Brother Peterson also says in the same article that the Hebrews were probably instructed in the legend of Osiris, and afterward changed the whole to accord with the wonderful and wise Solomon and his master-architect Hiram[;]
and adds that "the discoveries now going on in Egypt may lead to the key of these mysteries." Brother Patterson makes no attempt to explain the hidden meaning of this ancient Egyptian emblem; but, if the theory advanced in this work is correct, the reader will have no great difficulty in understanding it, for the same astronomical key which unlocks the hidden allegory of the legend of Osiris and of Hiram will also fully explain this ancient emblem, while the fact that this emblem so graphically and perfectly illustrates our astronomical solution of the legend is strong corroborative proof of its correctness.
The emblem may be thus explained: the form that lies dead before the altar is that of Osiris, the personified sun-god, whom the candidate represents in the drama of initiation, lying dead at the winter solstice. The cross upon his breast refers to the great celestial cross, or intersection of the celestial equator by the ecliptic. The figure of the lion grasping the dead sun-god by the hand alludes to the constellation Leo and the summer solstice, at which point the sun is raised to life and glory, as has been just explained in the allegory of the resurrection of the sun, and denotes that the candidate is about to be raised from a symbolical death to life and power by the grip of the lion's paw.

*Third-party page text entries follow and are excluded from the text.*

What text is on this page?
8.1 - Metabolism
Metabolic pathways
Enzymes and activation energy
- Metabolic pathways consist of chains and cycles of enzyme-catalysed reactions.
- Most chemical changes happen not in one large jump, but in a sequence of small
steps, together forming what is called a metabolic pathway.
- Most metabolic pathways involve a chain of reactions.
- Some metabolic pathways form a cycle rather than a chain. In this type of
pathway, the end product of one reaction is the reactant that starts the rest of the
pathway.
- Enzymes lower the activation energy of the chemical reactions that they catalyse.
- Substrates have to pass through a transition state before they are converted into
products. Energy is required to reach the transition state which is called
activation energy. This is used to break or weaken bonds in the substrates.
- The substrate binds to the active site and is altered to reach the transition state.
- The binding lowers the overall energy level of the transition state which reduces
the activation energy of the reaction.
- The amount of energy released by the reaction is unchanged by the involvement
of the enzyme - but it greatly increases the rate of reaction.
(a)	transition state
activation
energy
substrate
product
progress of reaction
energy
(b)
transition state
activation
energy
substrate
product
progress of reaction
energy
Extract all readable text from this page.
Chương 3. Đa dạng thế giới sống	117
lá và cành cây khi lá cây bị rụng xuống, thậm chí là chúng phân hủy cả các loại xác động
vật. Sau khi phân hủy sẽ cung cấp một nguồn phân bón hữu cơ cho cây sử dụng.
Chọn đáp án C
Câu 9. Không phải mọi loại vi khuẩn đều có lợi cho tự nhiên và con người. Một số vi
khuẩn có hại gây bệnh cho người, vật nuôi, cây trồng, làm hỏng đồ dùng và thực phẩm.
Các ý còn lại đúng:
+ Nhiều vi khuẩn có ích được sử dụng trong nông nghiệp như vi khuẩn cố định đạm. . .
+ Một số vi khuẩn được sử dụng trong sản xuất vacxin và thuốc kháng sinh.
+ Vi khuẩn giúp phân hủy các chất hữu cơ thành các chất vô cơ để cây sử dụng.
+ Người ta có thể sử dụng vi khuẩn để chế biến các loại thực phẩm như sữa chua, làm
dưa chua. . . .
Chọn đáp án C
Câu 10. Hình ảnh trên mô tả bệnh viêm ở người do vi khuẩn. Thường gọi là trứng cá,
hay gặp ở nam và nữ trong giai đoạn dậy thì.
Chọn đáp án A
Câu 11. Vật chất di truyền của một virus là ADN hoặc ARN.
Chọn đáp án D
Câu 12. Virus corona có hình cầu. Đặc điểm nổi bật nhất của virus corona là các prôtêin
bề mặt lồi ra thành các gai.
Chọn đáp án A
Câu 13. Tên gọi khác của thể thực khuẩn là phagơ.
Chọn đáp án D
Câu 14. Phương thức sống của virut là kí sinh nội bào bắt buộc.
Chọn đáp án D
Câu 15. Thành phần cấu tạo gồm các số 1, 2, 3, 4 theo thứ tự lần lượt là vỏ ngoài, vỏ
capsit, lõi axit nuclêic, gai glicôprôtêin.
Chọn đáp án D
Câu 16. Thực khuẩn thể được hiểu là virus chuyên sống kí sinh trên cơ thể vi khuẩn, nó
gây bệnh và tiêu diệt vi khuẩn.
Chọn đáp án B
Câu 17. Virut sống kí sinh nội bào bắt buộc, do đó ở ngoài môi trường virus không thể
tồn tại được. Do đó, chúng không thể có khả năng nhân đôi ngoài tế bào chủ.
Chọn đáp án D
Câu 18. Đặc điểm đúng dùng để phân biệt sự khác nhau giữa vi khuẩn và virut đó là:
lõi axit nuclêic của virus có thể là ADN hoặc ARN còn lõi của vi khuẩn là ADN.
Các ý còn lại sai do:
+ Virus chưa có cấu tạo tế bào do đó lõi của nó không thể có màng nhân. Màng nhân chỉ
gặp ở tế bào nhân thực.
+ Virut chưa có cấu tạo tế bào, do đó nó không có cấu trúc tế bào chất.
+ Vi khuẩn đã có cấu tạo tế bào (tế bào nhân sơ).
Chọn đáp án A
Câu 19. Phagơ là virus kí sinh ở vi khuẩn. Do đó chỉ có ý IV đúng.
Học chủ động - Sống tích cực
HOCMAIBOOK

This is made clearly manifest from the fact that the lion holds in his other paw the ancient Egyptian symbol of eternal life, or the Cruz Ansata, a full description of which and its true meaning are given in Part Third (see page 210). The tablet at the feet of the candidate has inscribed upon it in hieroglyphics the sacred names of Amon and of Mat, the wife of Amon Ra, and probably that of the royal candidate. The figure erect at the altar is that of the Grand Hierophant, attired as Isis, with the vacant throne upon her head, emblematic of the departed sun-God. She has her hand raised in an attitude of command, her hand forming a right angle; her eyes are fixed upon the emblematic lion as she gives the sign of command that the candidate be raised from death and darkness to light and life.
The objects on the altar are two of those peculiar-shaped glass jars, with pointed bases, in which wine was kept (See Wilkinson's "Egyptians of the Time of the Pharaohs" page 86, woodcut 62), and which, the same author says, "always had their place on the altar of the gods" (page 13). The emblem placed between the votive jars of wine is more obscure. It may be the thyrsus, but is more probably a floral offering. (See "Ancient Egyptians," vol. i, woodcut 260, No. 5.) There can be no doubt but that the whole device is a symbolical picture of the initiation of some important person into the Mysteries, not of Osiris, however, as Brother Paterson thinks, but of Isis, who, represented by the Grand Hierophant, stands behind the altar, giving the command to raise from death Osiris, who lies before it. This ancient Egyptian drawing is a strong and startling testimony of the entire correctness of the astronomical solution of the legend of Osiris and that of Hiram, as given in the foregoing pages. It is indeed, almost impossible to make an emblematic drawing which would be in more perfect harmony with it.